The amount of information residing only in the cloud is relatively small today, especially compared to what it will be in less than two years, when a predicted 10 percent of all data will be maintained in a cloud. Moving to a cloud-based infrastructure requires choosing a database that can fully use all the benefits the cloud provides: transparent elasticity, transparent scalability, high availability, strong security, easy data distribution, data redundancy, support for all data formats, simple manageability, and low cost.
The amount of information that currently resides only in the cloud is small, but that’s about to change. A recent study by IT industry analyst group IDC estimates that cloud computing accounts
for less than 2 percent of IT spending today, but by 2015, nearly 20 percent of all information will be “touched” (stored or processed) in a cloud. Moreover, IDC predicts that by that same year, as
much as 10 percent of all data will be maintained in a cloud. Despite the growing movement toward cloud computing, some IT professionals remain standofﬁsh toward the idea of porting a company’s data onto a public cloud computing platform such as Amazon, Rackspace, and others. This position is understandable, given the current confusion over whether running a database in a cloud environment actually delivers tangible beneﬁts – technical and otherwise –over keeping that same data on-premise.
Whether deciding to move a small or signiﬁcant amount of data to a cloud database, today’s IT decision-makers need to understand whether the solution they’re considering is designed and/or
implemented in a way that utilizes all the beneﬁts and promises of cloud computing.
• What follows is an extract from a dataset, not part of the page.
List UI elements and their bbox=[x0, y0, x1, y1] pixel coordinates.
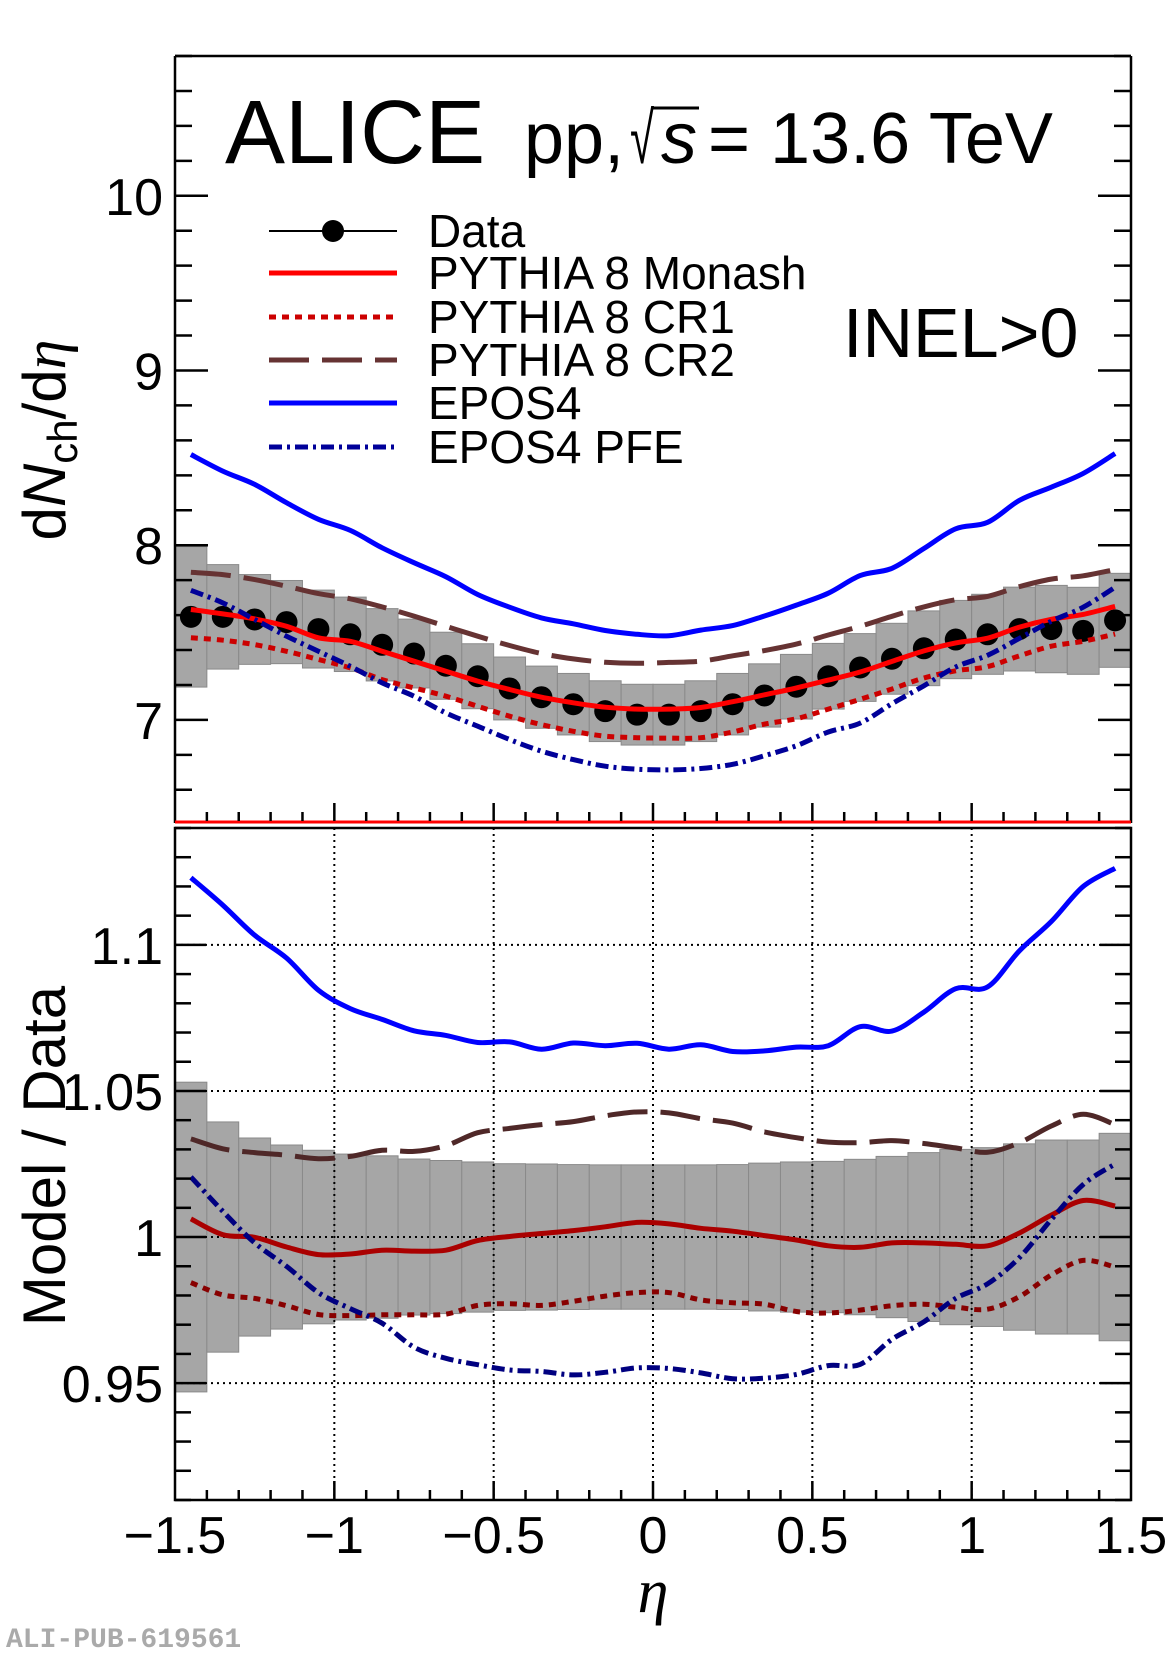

This paper examines those key characteristics and discusses how Apache Cassandra™ stacks up from an evaluation perspective.
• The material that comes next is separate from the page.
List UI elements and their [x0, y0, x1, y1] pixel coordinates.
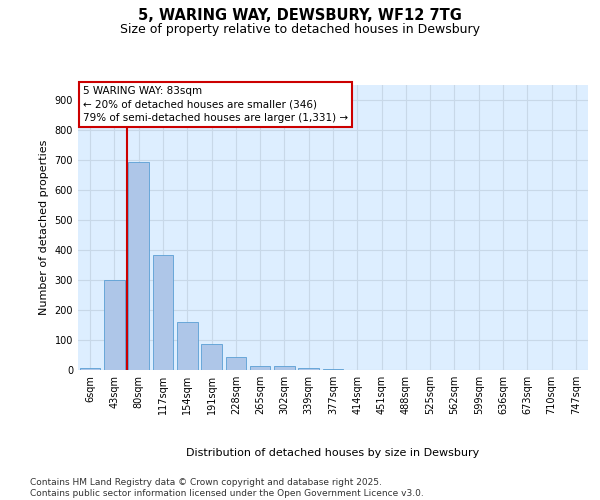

Why Move to a Cloud Database?
First, it should be understood that a cloud database is more than simply taking traditional relational database management system (RDBMS) software and running an instance of it on a cloud platform such as Amazon. Such a deployment in no way maximizes the capabilities of a cloud-computing environment.
But what constitutes a cloud-ready database? What features and functionalities must the database have to deliver on the potential that cloud computing offers? What follows is a discussion of some of the key promises of the cloud and the types of features a database should have to supply real beneﬁts in a cloud environment.
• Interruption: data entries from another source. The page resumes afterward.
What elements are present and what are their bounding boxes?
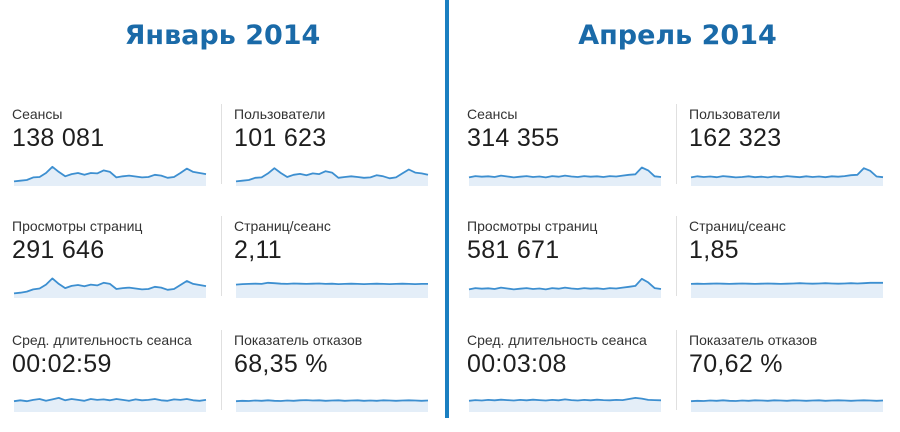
sparkline-area [236, 168, 428, 186]
metric-value: 00:03:08 [467, 350, 567, 378]
metric-value: 101 623 [234, 124, 327, 152]
bounce-rate-sparkline[interactable] [689, 386, 885, 412]
column-divider [676, 216, 677, 296]
metric-value: 1,85 [689, 236, 739, 264]
sessions-sparkline[interactable] [12, 160, 208, 186]
sparkline-line [468, 277, 662, 291]
sparkline-area [236, 400, 428, 412]
metric-avg-session-duration: Сред. длительность сеанса 00:03:08 [467, 332, 667, 432]
metric-label: Показатель отказов [689, 332, 818, 348]
metric-value: 581 671 [467, 236, 560, 264]
pages-per-session-sparkline[interactable] [234, 272, 430, 298]
sparkline-line [468, 396, 662, 402]
metric-label: Сеансы [12, 106, 63, 122]
metric-pages-per-session: Страниц/сеанс 1,85 [689, 218, 889, 318]
column-divider [221, 216, 222, 296]
metric-avg-session-duration: Сред. длительность сеанса 00:02:59 [12, 332, 212, 432]
panel-divider [445, 0, 449, 418]
bounce-rate-sparkline[interactable] [234, 386, 430, 412]
sparkline-area [14, 166, 206, 186]
pageviews-sparkline[interactable] [12, 272, 208, 298]
sparkline-line [235, 167, 429, 183]
avg-session-duration-sparkline[interactable] [12, 386, 208, 412]
metric-value: 291 646 [12, 236, 105, 264]
metric-bounce-rate: Показатель отказов 70,62 % [689, 332, 889, 432]
sparkline-area [469, 397, 661, 412]
sparkline-line [690, 167, 884, 179]
column-divider [221, 330, 222, 410]
users-sparkline[interactable] [234, 160, 430, 186]
metric-label: Пользователи [234, 106, 326, 122]
metric-sessions: Сеансы 314 355 [467, 106, 667, 206]
sessions-sparkline[interactable] [467, 160, 663, 186]
metric-label: Сеансы [467, 106, 518, 122]
metric-value: 162 323 [689, 124, 782, 152]
metric-label: Просмотры страниц [467, 218, 598, 234]
pageviews-sparkline[interactable] [467, 272, 663, 298]
sparkline-line [235, 281, 428, 286]
pages-per-session-sparkline[interactable] [689, 272, 885, 298]
metric-label: Страниц/сеанс [689, 218, 786, 234]
sparkline-area [691, 168, 883, 186]
metric-users: Пользователи 101 623 [234, 106, 434, 206]
metric-pages-per-session: Страниц/сеанс 2,11 [234, 218, 434, 318]
sparkline-line [13, 277, 207, 295]
period-panel-january: Январь 2014 Сеансы 138 081 Пользователи … [0, 0, 445, 418]
sparkline-area [236, 282, 428, 298]
metric-value: 70,62 % [689, 350, 783, 378]
sparkline-area [14, 397, 206, 412]
sparkline-line [13, 165, 207, 183]
metric-value: 00:02:59 [12, 350, 112, 378]
period-title: Январь 2014 [124, 20, 321, 51]
metric-sessions: Сеансы 138 081 [12, 106, 212, 206]
column-divider [676, 104, 677, 184]
sparkline-line [690, 399, 884, 403]
metric-value: 2,11 [234, 236, 283, 264]
metric-pageviews: Просмотры страниц 291 646 [12, 218, 212, 318]
metric-label: Показатель отказов [234, 332, 363, 348]
metric-value: 68,35 % [234, 350, 328, 378]
metric-label: Пользователи [689, 106, 781, 122]
sparkline-area [469, 167, 661, 186]
sparkline-line [468, 166, 662, 179]
column-divider [221, 104, 222, 184]
metric-label: Сред. длительность сеанса [467, 332, 647, 348]
metric-bounce-rate: Показатель отказов 68,35 % [234, 332, 434, 432]
sparkline-area [691, 282, 883, 298]
metric-users: Пользователи 162 323 [689, 106, 889, 206]
metric-pageviews: Просмотры страниц 581 671 [467, 218, 667, 318]
sparkline-area [691, 400, 883, 412]
sparkline-line [13, 396, 207, 403]
period-panel-april: Апрель 2014 Сеансы 314 355 Пользователи … [455, 0, 900, 418]
sparkline-line [690, 281, 883, 285]
metric-label: Просмотры страниц [12, 218, 143, 234]
metric-label: Страниц/сеанс [234, 218, 331, 234]
metric-label: Сред. длительность сеанса [12, 332, 192, 348]
sparkline-area [14, 278, 206, 298]
period-title: Апрель 2014 [578, 20, 777, 51]
metric-value: 138 081 [12, 124, 105, 152]
column-divider [676, 330, 677, 410]
avg-session-duration-sparkline[interactable] [467, 386, 663, 412]
metric-value: 314 355 [467, 124, 560, 152]
sparkline-line [235, 399, 429, 403]
users-sparkline[interactable] [689, 160, 885, 186]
- The Cloud Promises Transparent Elasticity
- The Cloud Promises Transparent Scalability
- The Cloud Promises High Availability
- The Cloud Promises Easy Data Distribution
- The Cloud Promises Redundancy
- The Cloud Promises Support for All Data Types
- The Cloud Promises Easier Manageability
- The Cloud Promises Lower Cost
What Is Apache Cassandra?
Apache Cassandra is a highly scalable and high-performance distributed database management system that excels at being a real-time datastore (i.e., the “system of record”) for online/transactional applications that need extremely fast read and write operations. Cassandra can manage the distribution of data across multiple data centers and offers incremental scalability with no single point of failure.
Cassandra was originally incubated at Facebook and is based upon Google’s BigTable and Amazon’s Dynamo software. The end result is an extremely scalable and fault-tolerant data
infrastructure that solves both small and big data problems, handles write-intensive user trafﬁc, delivers sub-millisecond caching layer reads, and supports demanding workloads involving
petabytes of data.
Cassandra is built with the assumption that failures can and will occur in a data center or cloud infrastructure. Therefore, data redundancy to protect against hardware failure and other data loss
scenarios is built into and managed transparently by Cassandra. Furthermore, this capability can be conﬁgured so that big data applications can use a single large database distributed across multiple, geographically dispersed data centers, between different physical racks in a data center, and between public cloud providers and on-premise managed data centers.